The good news keeps pouring in for the popular musical – a month ago, it surpassed Rent to become the tenth-longest-running Broadway show of all time. It has played over 5,100 performances to 9.2 million people on its way to a billion on Broadway. Next up on the chart is Beauty and the Beast with 5461 performances; Wicked will hit that mark in nine months.
The first Broadway show to ever hit a billion dollars was Lion King, which passed the milestone in 2013 after sixteen years. Lion King is still the most lucrative show in Broadway’s history, having grossed $1.24 billion to date and having been seen by 12.9 million people. Disney knows how to make a hit – Aladdin has been raking in money for the last two years, and we’ll doubtless be having the billion-dollar conversation about Frozen in a decade’s time.
The other billion-dollar-biggie is Phantom of the Opera, which has been chugging along since 1988 and is the longest-running Broadway show ever. It hit the milestone last year (27 years), and is now up to $1.04 billion. To be fair, inflation ensured that its original grosses were nowhere near the levels of today; on the way to its billion it was seen by an astounding 17 million people.

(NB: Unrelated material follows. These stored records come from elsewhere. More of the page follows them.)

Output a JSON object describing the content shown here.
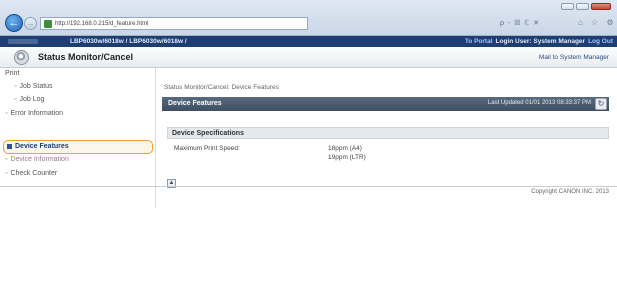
{
  "browser": {
    "url": "http://192.168.0.215/d_feature.html",
    "back_icon": "arrow-left-icon",
    "forward_icon": "arrow-right-icon",
    "tools": "ρ - ☒ ℂ ✕",
    "stars": "⌂ ☆ ⚙"
  },
  "app_band": {
    "path": "LBP6030w/6018w / LBP6030w/6018w /",
    "portal_link": "To Portal",
    "login_label": "Login User: System Manager",
    "logout_link": "Log Out"
  },
  "title_row": {
    "title": "Status Monitor/Cancel",
    "mail_link": "Mail to System Manager"
  },
  "sidebar": {
    "section_print": "Print",
    "job_status": "Job Status",
    "job_log": "Job Log",
    "error_information": "Error Information",
    "device_features": "Device Features",
    "device_information": "Device Information",
    "check_counter": "Check Counter"
  },
  "main": {
    "breadcrumb": "Status Monitor/Cancel: Device Features",
    "section_title": "Device Features",
    "last_updated": "Last Updated 01/01 2013 08:33:37 PM",
    "sub_title": "Device Specifications",
    "spec_label": "Maximum Print Speed:",
    "spec_value_a4": "18ppm (A4)",
    "spec_value_ltr": "19ppm (LTR)"
  },
  "footer": {
    "copyright": "Copyright CANON INC. 2013"
  }
}
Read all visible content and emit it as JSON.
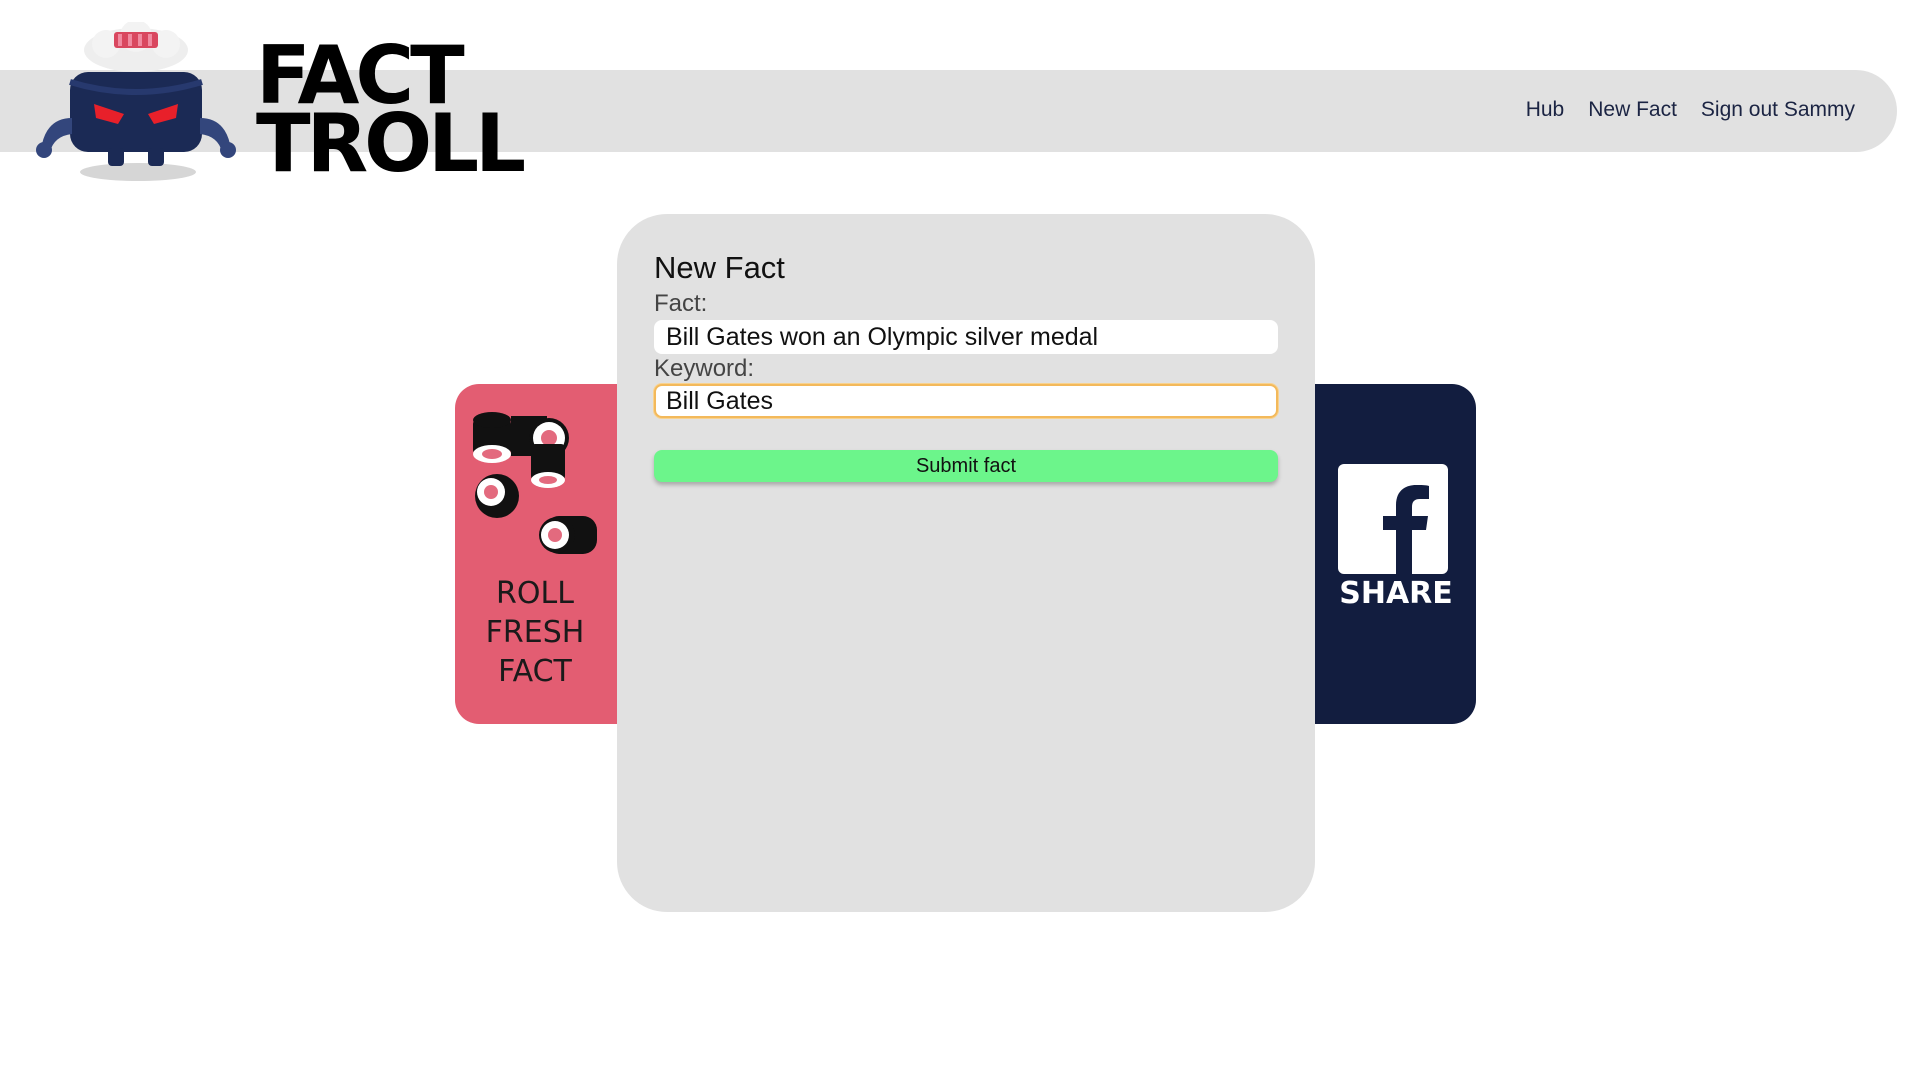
{
  "brand": {
    "line1": "FACT",
    "line2": "TROLL",
    "mascot_colors": {
      "body": "#1b2a55",
      "eyes": "#e8202a",
      "rice": "#f2f2f2",
      "fish": "#d9475f"
    }
  },
  "nav": {
    "items": [
      {
        "label": "Hub"
      },
      {
        "label": "New Fact"
      },
      {
        "label": "Sign out Sammy"
      }
    ]
  },
  "roll_tile": {
    "label": "ROLL\nFRESH\nFACT",
    "color": "#e35d72",
    "icon": "sushi-rolls-icon"
  },
  "share_tile": {
    "label": "SHARE",
    "color": "#121d3f",
    "icon": "facebook-icon"
  },
  "form": {
    "title": "New Fact",
    "fact_label": "Fact:",
    "fact_value": "Bill Gates won an Olympic silver medal",
    "keyword_label": "Keyword:",
    "keyword_value": "Bill Gates",
    "submit_label": "Submit fact",
    "submit_color": "#6cf58b",
    "focus_color": "#f3b95b"
  }
}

These three shows – Wicked, Phantom, and Lion King – are really in a class of their own in terms of success. Only three other shows have even made half a billion at the box office, and there’s a very big gap – Chicago ($548 million), Jersey Boys ($526 million), and the dearly departed Mamma Mia ($624 million). These figures also prove there is more money to be made in theatre than in movies: no film has ever made a billion dollars in the United States, though Force Awakens made a good run at it.
Wicked’s continued success is part of the reason no film version has been made – generally, Broadway musicals are adapted into films when the box office needs a boost (think Chicago, Phantom, Hairspray, Jersey Boys, etc.) Since Wicked’s box office needs no boosting, it may be some time before a film is released. The Hollywood Reporter confirmed there is no news on the film front as of now.
Did you contribute to Wicked’s billion on Broadway, or see it elsewhere?